IBM, CA, HP tout automated management while VARs ponder the technology’s promise
Several network management vendors are laying out strategies to add automated, self-healing capabilities to their management software.
Among the latest is IBM's Tivoli software division, which earlier this month introduced a slew of new products that add automated management capabilities to its lineup.
The product blitz is the next step in IBM's plan to provide utility-based computing, a vision laid out by IBM Chairman and CEO Sam Palmisano last November, the company said.
As part of that vision, IBM plans to add to the Tivoli software autonomic, self-healing management capabilities that can integrate the management of users, IT resources and businesses processes, said Steve Wojtowecz, director of strategy at IBM Tivoli, Austin, Texas.
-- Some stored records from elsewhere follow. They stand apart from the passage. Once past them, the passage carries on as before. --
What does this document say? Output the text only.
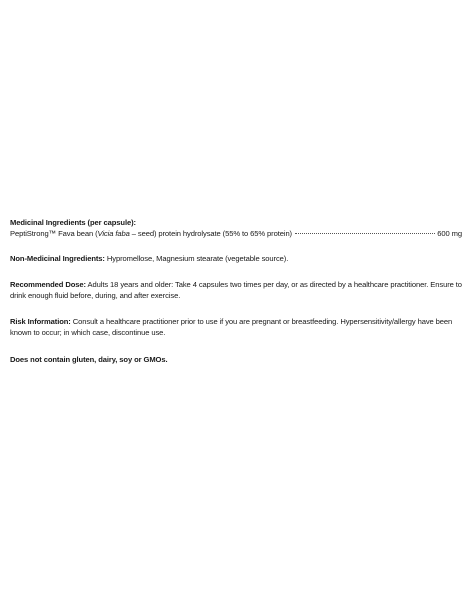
Medicinal Ingredients (per capsule):
PeptiStrong™ Fava bean (Vicia faba – seed) protein hydrolysate (55% to 65% protein)	600 mg

Non-Medicinal Ingredients: Hypromellose, Magnesium stearate (vegetable source).

Recommended Dose: Adults 18 years and older: Take 4 capsules two times per day, or as directed by a healthcare practitioner. Ensure to drink enough fluid before, during, and after exercise.

Risk Information: Consult a healthcare practitioner prior to use if you are pregnant or breastfeeding. Hypersensitivity/allergy have been known to occur; in which case, discontinue use.

Does not contain gluten, dairy, soy or GMOs.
Several of IBM's competitors are also promising to deliver self-healing products.
Computer Associates International said it plans to shed light on its strategy for creating self-managing, proactive infrastructure tools this week at Networld Interop in Las Vegas, where President and CEO Sanjay Kumar is scheduled to deliver a keynote address.
Meanwhile, Hewlett-Packard also has pumped up the automated capabilities of its product lines within recent months, rolling out new products, such as OpenView Network Node Manager 6.4 last November, in support of its Adaptive Management Platform initiative.
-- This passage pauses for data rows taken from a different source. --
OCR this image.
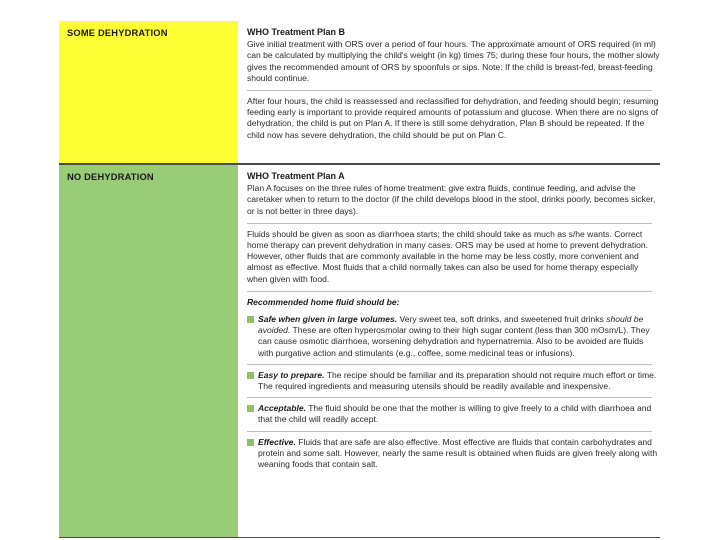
SOME DEHYDRATION	WHO Treatment Plan B

Give initial treatment with ORS over a period of four hours. The approximate amount of ORS required (in ml) can be calculated by multiplying the child's weight (in kg) times 75; during these four hours, the mother slowly gives the recommended amount of ORS by spoonfuls or sips. Note: If the child is breast-fed, breast-feeding should continue.

After four hours, the child is reassessed and reclassified for dehydration, and feeding should begin; resuming feeding early is important to provide required amounts of potassium and glucose. When there are no signs of dehydration, the child is put on Plan A. If there is still some dehydration, Plan B should be repeated. If the child now has severe dehydration, the child should be put on Plan C.

NO DEHYDRATION	WHO Treatment Plan A

Plan A focuses on the three rules of home treatment: give extra fluids, continue feeding, and advise the caretaker when to return to the doctor (if the child develops blood in the stool, drinks poorly, becomes sicker, or is not better in three days).

Fluids should be given as soon as diarrhoea starts; the child should take as much as s/he wants. Correct home therapy can prevent dehydration in many cases. ORS may be used at home to prevent dehydration. However, other fluids that are commonly available in the home may be less costly, more convenient and almost as effective. Most fluids that a child normally takes can also be used for home therapy especially when given with food.

Recommended home fluid should be:
Safe when given in large volumes. Very sweet tea, soft drinks, and sweetened fruit drinks should be avoided. These are often hyperosmolar owing to their high sugar content (less than 300 mOsm/L). They can cause osmotic diarrhoea, worsening dehydration and hypernatremia. Also to be avoided are fluids with purgative action and stimulants (e.g., coffee, some medicinal teas or infusions).
Easy to prepare. The recipe should be familiar and its preparation should not require much effort or time. The required ingredients and measuring utensils should be readily available and inexpensive.
Acceptable. The fluid should be one that the mother is willing to give freely to a child with diarrhoea and that the child will readily accept.
Effective. Fluids that are safe are also effective. Most effective are fluids that contain carbohydrates and protein and some salt. However, nearly the same result is obtained when fluids are given freely along with weaning foods that contain salt.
With all this jockeying for a leadership position in automated management tools, solution providers are wondering how effectively technology can replace the human touch.
"If Tivoli can effectively reduce the need for the human factor at a price point the market will accept, I think it would be a winner, but that's the key: Does it really do it, or do we have to get in there and fix the problem anyway?" said Mont Phelps, president of Netivity Solutions, a solution provider in Waltham, Mass.
Steve Lenhardt, client services director at St. Louis-based integrator Maryville Technologies, called automated management "more of a prophecy than a reality."
"It's a good place to strive toward, but I don't think it's achievable to have absolutely no human intervention," Lenhardt said. Even if systems and software have self-healing capabilities, customers will still require customization in setting up the rules to be followed, he said.
It's the level of prep work that goes into an automated solution that keeps many customers from adopting the technology, said Steve Pazol, president of Professional Consulting Services, a Chicago-based solution provider.
"Customers want to allow an automated response [to network problems], but before they do, they have to figure out and configure the response they want to take. It's a process a lot of companies don't want to go through," Pazol said.
To help cut down on the level of preparation needed to implement a self-healing solution, IBM's new Tivoli Autonomic Monitoring Engine software uses preconfigured or customized rules to detect and cure server problems without human intervention, Wojtowecz said. For example, the software could stop low-priority applications from accessing a troubled database or divert memory or CPU utilization to preserve performance levels of mission-critical systems, he said.
The software engine includes 300 "best practice" scenarios for fixing common problems, Wojtowecz said. IBM also plans to offer a software developer kit that solution providers can use to customize the engine's rules, he said. "They can take their knowledge and use it as a differentiator between themselves and their competition," he said.
IBM expects the Tivoli Autonomic Monitoring Engine to be generally available this fall. Pricing has not yet been established.
The vendor also introduced IBM Tivoli Enterprise Console 3.9, which adds a Web console for remote access and also includes auto-discovery and problem diagnosis through preconfigured rules.